Health care costs, and consequently the rates you pay for your employees’ health plans, have been rising at a rate almost double the rate of inflation over the last several years. Most employers simply cannot avoid facing vastly increasing rates for medical plans, year after year.
Companies nationwide are facing these types of increases, but why are health care costs rising so high, so fast? According to Isaac Sapoznik, an agent with Sapoznik Insurance, there are several factors.
“To begin to understand why employee medical plan rates are rising so dramatically, you must first understand that the overall costs of health care are skyrocketing across the U.S. — the biggest surge in medical inflation since the early 1990s,” Sapoznik says.
Smart Business spoke to Sapoznik about the rising cost of health care and what companies can do about it.
How has the aging of America affected health care costs?
It is an indisputable fact: the U.S. population is aging. While the number of older Americans is increasing, the number of children and younger people is remaining stable and even decreasing for some age groups, according to the U.S. Census Bureau. As the population ages, there is a subsequent rise in the occurrence of chronic diseases, like asthma, heart disease and cancer, and a resultant need for more resources to fight these diseases. This leads to elevated utilization of prescription drugs and other medical services and an overall rise in health care spending.

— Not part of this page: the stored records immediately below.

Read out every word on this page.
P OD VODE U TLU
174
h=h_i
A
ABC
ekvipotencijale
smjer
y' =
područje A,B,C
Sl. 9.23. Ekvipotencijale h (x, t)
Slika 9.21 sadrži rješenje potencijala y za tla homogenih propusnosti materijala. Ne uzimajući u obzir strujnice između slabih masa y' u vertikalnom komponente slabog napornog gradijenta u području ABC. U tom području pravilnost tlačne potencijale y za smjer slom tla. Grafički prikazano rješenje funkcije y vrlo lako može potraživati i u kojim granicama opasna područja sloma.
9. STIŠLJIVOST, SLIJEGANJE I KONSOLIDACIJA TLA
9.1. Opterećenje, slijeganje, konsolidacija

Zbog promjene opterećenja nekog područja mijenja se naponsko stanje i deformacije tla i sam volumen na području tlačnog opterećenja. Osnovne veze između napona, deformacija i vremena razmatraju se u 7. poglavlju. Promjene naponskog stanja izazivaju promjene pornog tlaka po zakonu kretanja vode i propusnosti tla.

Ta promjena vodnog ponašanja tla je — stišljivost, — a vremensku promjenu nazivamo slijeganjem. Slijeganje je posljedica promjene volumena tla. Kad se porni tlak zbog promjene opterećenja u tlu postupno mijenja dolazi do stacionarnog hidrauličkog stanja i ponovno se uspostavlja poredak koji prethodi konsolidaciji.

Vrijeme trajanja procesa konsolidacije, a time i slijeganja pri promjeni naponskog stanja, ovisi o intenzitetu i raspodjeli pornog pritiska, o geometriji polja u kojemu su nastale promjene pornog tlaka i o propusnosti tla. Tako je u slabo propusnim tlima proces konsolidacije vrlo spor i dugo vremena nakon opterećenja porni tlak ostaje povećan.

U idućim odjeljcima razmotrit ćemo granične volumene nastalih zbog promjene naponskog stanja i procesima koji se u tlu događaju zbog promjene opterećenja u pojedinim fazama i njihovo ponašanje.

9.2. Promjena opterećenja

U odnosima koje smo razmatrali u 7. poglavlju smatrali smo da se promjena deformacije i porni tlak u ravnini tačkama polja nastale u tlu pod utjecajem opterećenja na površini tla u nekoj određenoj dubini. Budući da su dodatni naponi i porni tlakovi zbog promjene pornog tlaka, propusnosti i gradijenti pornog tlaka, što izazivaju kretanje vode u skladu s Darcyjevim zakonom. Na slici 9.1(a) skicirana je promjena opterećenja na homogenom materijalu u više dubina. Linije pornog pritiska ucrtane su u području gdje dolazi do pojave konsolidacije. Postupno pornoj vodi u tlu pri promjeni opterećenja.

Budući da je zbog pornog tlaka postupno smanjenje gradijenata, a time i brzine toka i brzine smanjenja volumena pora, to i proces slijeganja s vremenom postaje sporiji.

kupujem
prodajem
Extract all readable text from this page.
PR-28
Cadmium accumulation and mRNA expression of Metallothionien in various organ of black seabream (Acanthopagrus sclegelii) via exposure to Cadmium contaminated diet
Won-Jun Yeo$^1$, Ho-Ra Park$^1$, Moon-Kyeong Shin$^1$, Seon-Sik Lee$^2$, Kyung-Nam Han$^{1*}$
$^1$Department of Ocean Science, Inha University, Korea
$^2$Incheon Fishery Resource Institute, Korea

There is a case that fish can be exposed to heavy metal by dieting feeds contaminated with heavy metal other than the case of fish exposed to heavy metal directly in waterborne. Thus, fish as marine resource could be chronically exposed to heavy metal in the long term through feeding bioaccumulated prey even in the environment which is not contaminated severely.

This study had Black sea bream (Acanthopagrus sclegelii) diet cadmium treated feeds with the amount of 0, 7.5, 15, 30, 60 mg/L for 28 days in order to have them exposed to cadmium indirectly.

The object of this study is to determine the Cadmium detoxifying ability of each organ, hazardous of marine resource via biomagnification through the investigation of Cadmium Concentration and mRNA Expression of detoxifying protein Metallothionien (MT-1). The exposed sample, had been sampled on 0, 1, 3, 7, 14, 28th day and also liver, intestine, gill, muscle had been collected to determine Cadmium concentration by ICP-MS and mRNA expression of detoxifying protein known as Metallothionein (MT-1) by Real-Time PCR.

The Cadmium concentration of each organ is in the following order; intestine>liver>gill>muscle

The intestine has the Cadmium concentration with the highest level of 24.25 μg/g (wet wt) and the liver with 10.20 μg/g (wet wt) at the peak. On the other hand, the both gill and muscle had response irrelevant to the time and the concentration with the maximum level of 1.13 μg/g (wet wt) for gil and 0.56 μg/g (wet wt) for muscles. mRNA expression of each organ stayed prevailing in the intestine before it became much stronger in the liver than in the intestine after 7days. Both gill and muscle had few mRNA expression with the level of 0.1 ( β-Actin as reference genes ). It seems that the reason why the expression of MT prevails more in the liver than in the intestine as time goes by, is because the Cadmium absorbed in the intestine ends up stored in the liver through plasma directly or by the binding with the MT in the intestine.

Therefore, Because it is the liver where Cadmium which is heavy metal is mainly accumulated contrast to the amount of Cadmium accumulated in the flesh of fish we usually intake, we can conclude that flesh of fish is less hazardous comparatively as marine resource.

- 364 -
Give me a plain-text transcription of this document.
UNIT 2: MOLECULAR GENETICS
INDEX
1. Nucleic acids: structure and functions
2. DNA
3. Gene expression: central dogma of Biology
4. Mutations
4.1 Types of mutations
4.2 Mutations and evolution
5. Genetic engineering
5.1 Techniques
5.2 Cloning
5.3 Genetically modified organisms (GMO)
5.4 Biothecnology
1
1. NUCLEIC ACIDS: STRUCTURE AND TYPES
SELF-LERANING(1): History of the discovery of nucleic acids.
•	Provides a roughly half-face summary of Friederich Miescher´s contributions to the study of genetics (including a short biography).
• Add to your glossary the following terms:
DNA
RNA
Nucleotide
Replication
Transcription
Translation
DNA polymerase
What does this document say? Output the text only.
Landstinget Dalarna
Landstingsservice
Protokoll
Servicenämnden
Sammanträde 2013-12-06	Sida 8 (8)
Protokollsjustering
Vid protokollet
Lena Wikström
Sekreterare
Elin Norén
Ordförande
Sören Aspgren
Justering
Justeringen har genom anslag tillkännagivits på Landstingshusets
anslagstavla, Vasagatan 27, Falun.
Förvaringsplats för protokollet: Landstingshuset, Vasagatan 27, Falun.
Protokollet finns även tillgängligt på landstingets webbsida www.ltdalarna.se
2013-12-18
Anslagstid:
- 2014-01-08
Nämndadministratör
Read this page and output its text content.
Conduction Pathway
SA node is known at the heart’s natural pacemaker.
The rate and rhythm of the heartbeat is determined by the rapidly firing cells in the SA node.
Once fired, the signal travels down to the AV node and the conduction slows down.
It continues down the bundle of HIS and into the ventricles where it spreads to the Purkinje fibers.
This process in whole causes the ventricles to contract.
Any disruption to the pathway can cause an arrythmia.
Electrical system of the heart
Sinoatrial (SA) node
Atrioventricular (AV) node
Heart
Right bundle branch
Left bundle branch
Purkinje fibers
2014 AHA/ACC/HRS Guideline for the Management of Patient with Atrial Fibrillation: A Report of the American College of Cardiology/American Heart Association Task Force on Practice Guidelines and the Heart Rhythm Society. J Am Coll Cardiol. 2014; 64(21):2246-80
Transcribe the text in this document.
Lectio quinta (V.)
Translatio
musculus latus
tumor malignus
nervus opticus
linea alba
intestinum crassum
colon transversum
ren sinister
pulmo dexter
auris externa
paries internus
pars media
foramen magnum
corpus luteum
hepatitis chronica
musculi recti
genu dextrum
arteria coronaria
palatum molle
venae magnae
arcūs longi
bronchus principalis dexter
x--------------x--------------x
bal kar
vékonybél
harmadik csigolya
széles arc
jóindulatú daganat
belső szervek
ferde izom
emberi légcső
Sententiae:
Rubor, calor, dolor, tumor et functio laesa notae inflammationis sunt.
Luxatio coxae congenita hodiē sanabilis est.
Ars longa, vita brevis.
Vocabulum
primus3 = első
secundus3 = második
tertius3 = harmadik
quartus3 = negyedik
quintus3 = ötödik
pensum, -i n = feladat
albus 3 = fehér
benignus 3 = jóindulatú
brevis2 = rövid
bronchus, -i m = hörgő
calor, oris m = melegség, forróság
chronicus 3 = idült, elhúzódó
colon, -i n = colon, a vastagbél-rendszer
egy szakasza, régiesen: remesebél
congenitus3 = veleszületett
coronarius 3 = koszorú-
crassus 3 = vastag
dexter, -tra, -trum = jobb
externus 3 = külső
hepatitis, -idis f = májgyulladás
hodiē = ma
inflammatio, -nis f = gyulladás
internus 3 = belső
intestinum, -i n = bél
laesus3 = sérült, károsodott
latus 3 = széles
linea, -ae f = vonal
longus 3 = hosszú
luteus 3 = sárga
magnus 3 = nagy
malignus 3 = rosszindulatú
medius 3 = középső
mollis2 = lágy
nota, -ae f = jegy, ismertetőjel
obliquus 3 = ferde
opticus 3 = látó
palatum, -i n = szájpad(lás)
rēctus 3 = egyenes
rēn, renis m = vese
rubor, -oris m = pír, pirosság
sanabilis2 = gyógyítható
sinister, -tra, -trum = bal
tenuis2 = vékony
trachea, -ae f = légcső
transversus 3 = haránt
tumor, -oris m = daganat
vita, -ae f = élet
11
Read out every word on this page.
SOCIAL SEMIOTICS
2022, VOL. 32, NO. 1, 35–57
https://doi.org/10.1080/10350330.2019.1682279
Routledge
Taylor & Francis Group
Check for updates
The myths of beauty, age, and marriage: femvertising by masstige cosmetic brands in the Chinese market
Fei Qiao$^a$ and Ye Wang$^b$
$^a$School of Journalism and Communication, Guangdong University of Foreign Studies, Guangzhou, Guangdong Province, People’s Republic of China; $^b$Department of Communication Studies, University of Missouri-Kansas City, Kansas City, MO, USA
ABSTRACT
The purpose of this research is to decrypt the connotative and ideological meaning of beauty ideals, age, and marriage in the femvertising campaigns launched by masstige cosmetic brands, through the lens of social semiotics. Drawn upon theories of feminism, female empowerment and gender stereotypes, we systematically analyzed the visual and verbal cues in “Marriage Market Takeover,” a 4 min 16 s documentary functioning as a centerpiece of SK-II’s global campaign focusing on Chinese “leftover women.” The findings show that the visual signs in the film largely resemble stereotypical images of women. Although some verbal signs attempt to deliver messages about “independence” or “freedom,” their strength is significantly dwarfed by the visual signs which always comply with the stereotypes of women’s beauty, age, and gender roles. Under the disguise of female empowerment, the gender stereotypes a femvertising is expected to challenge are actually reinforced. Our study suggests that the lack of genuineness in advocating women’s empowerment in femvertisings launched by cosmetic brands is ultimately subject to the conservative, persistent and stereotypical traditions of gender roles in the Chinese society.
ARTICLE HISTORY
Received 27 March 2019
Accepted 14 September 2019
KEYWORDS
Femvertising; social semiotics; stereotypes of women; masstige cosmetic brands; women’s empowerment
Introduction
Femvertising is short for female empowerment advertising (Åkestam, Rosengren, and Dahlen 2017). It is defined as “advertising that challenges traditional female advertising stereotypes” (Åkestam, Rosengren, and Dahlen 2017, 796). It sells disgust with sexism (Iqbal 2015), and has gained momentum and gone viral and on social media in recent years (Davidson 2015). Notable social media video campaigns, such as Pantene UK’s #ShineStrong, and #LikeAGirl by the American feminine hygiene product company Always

Why has the cost of prescription drugs risen so high?
Pharmaceutical research is continually providing treatment breakthroughs that should not be impeded, but the costs associated with this progress is undoubtedly having an impact on insurance companies and managed care organizations, and consequently on employers who sponsor employee health plans. Prescription drug costs have become a major component of health plan costs, with managed care plans (HMOs) being hit especially hard because of the generous drug benefits those plans tend to offer. The reasons for the increase in spending on prescription drugs are many, and include the following:
- Introduction of new brand-name drugs to
the marketplace. These drugs are often more
effective than the ones they replace, but this
innovation bears a hefty price tag for insurance companies, employers and employees.
- A general increase in the number of prescription drugs being used. Basically, more
people are using more prescription drugs,
thereby driving overall spending upward.
- Those with insurance are more likely to
use prescription drugs than those without,
and the growing prevalence of managed care
plans that offer generous drug benefits has
fueled increased prescription drug use.
- With the general aging of the population,
there is a higher incidence of chronic disease
and an increase in the use of pharmaceuticals
to treat those conditions. Pharmaceuticals
play a primary role in increasingly aggressive
diagnoses and treatment methods.
- Direct-to-consumer advertising of prescription drugs — outlawed by the FDA until 1985 — has grown by leaps and bounds over the last decade. Critics of this practice feel that promotion of drugs directly to consumers, rather than to doctors, creates inappropriate consumer demand and utilization. In addition, many feel that drug prices could be lower if drug manufacturers did not spend huge sums of money on advertising.
Does the government regulate health care enough?
Health insurance, and more specifically managed care, is one of the most regulated insurance sectors on both the state and federal level and has become one of the most highly debated topics in the political arena. State and federal mandated benefits have increased 25-fold over the last three decades. Often these mandates duplicate or conflict with each other, and usually come with increased costs for the health care system. For example, the Health Care Portability and Accountability Act of 1996 (HIPAA) continues to influence the operations of many health plans seeking compliance. According to a study by PricewaterhouseCoopers, HIPAA is responsible for adding billions of dollars of new compliance costs to the health care system. Besides HIPAA, there are more than 1,500 mandated benefits at the state and federal level. Each of these has a cost associated with it, and together they have had a significant impact on health care costs.
How have new medical technologies affected health care?
Life expectancy and mortality rates in the U.S. are steadily improving. Developments in medical technology, including methods for early detection of disease and the introduction of new treatments and medications for acute illnesses have played a major role in enhancing these statistics. These new procedures come with hefty price tags and are influential in driving overall costs of health care — and the cost of benefits — upward.
You, like other employers, are undoubtedly trying to determine how to keep accelerating health plan rates from having a serious financial impact on your company. Contact a strong employee benefits agency or broker to help your company implement more consumer driven plans. The introduction of increased coinsurance and higher deductible health plans can help make employees more conscious consumers of their health care and allow employers to continue to offer valuable workplace benefits.